А вице тет-а-тет сказал:

Все хорошо в меру. Самое прибыльное — казаться экстремальным, но не быть им.

Вице посмотрел на него с удивлением. Раньше он такого от него не слышал.

Встреча с Большим Политиком прошла вяло. По его вине, он к ней не готовился. Однако к телевизионщикам вышли, не показав виду, что взаимопонимания найдено не было, да, собственно, никто его и не искал. Не говоря уж о каких-то совместных действиях.

Говорил в основном Большой Политик. Сказал, в частности, что напрасно за ним утвердилась репутация этакого недалекого охранителя. Он только против крайностей, а так он всегда уважал… Независимость… Собственная точка зрения… Уважение к мнению оппонента… Эта встреча еще раз показала…

И т. д., и т. п.

Короче, Большому Политику вроде понравилось.

Да уж, думал он, недалеким тебя не назовешь.

Его самого, слава богу, спрашивали мало.

Один раз он ответил:

Мы говорим то, что многие хотели бы, да боятся сказать. И мы говорим правду. Конечно, не всем это нравится. Но, как говорится, громче всех визжит та собака, в которую попали.

И еще раз ответил:

Результатами нашей работы мы вполне довольны. Мы имеем вес в обществе. Даже власть прислушивается к нам.
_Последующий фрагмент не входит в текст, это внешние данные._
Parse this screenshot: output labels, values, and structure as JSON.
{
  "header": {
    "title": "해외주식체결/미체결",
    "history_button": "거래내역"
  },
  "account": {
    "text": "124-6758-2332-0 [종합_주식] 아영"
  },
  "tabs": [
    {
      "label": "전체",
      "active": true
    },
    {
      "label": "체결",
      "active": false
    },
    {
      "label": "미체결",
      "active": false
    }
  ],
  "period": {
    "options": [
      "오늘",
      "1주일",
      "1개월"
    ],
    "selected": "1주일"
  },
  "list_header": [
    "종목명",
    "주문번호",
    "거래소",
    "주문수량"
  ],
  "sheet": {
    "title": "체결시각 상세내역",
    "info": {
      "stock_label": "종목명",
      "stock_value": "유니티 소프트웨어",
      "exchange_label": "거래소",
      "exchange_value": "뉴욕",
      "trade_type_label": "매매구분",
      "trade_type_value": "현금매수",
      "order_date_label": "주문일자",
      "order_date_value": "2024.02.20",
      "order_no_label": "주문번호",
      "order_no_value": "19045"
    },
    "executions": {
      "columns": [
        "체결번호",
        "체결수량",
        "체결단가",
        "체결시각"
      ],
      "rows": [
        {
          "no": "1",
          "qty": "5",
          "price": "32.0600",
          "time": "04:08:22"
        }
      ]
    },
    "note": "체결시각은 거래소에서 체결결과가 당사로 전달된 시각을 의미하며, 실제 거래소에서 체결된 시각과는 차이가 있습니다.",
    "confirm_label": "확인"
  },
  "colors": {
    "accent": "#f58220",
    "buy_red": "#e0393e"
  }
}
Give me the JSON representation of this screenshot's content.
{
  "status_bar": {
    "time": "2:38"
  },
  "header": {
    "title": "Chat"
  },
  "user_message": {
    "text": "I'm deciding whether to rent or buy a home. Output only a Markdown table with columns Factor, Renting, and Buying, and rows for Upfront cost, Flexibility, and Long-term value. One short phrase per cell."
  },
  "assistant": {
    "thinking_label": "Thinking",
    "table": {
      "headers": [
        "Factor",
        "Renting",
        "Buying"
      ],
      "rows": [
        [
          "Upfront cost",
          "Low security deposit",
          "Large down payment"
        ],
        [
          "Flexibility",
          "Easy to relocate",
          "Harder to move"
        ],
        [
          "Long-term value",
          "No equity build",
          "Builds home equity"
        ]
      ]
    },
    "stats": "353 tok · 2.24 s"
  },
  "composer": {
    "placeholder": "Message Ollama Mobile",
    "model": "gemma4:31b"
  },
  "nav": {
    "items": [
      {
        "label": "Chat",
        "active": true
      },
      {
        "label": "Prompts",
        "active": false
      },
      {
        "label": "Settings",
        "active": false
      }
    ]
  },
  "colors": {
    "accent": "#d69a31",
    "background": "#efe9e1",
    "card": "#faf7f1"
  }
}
…Он смотрел на эти микрофоны перед ртом, чувствуя некоторую брезгливость, как будто ему предлагали взять их в рот и обсосать, и думал.

Прислушивается к нам… К нам — то есть ко мне. Что ж, преуспел в жизни. Все ж таки обогатил человечество… Чем? Еще одним примером пророка?

А может, к черту все? Жил бы как хотел. Где хотел. О чем мечтал, то и сбудется. Отдельный дом, охрана. Собаки самых жутких пород, собачьи отморозки. Пусть теперь все их боятся, все, кроме меня. Янычары с кривыми саблями. Возьми-ка меня теперь. И горилл еще понаставлю. Настоящих горилл.

Из ледяной синевы будут вылетать захлебывающиеся бешенством псы, один за другим.

И музыка. И книги. И домашний уют. Шлепанцы — непременно. Более того — семья, домашний очаг. Долгожданный, чаемый и недостижимый домашний очаг, охраняемый четырехногими отморозками, отморозками двуногими, пулями со смещенным центром, колючей проволокой, рвущей мясо, электрическим током, испепеляющим на месте.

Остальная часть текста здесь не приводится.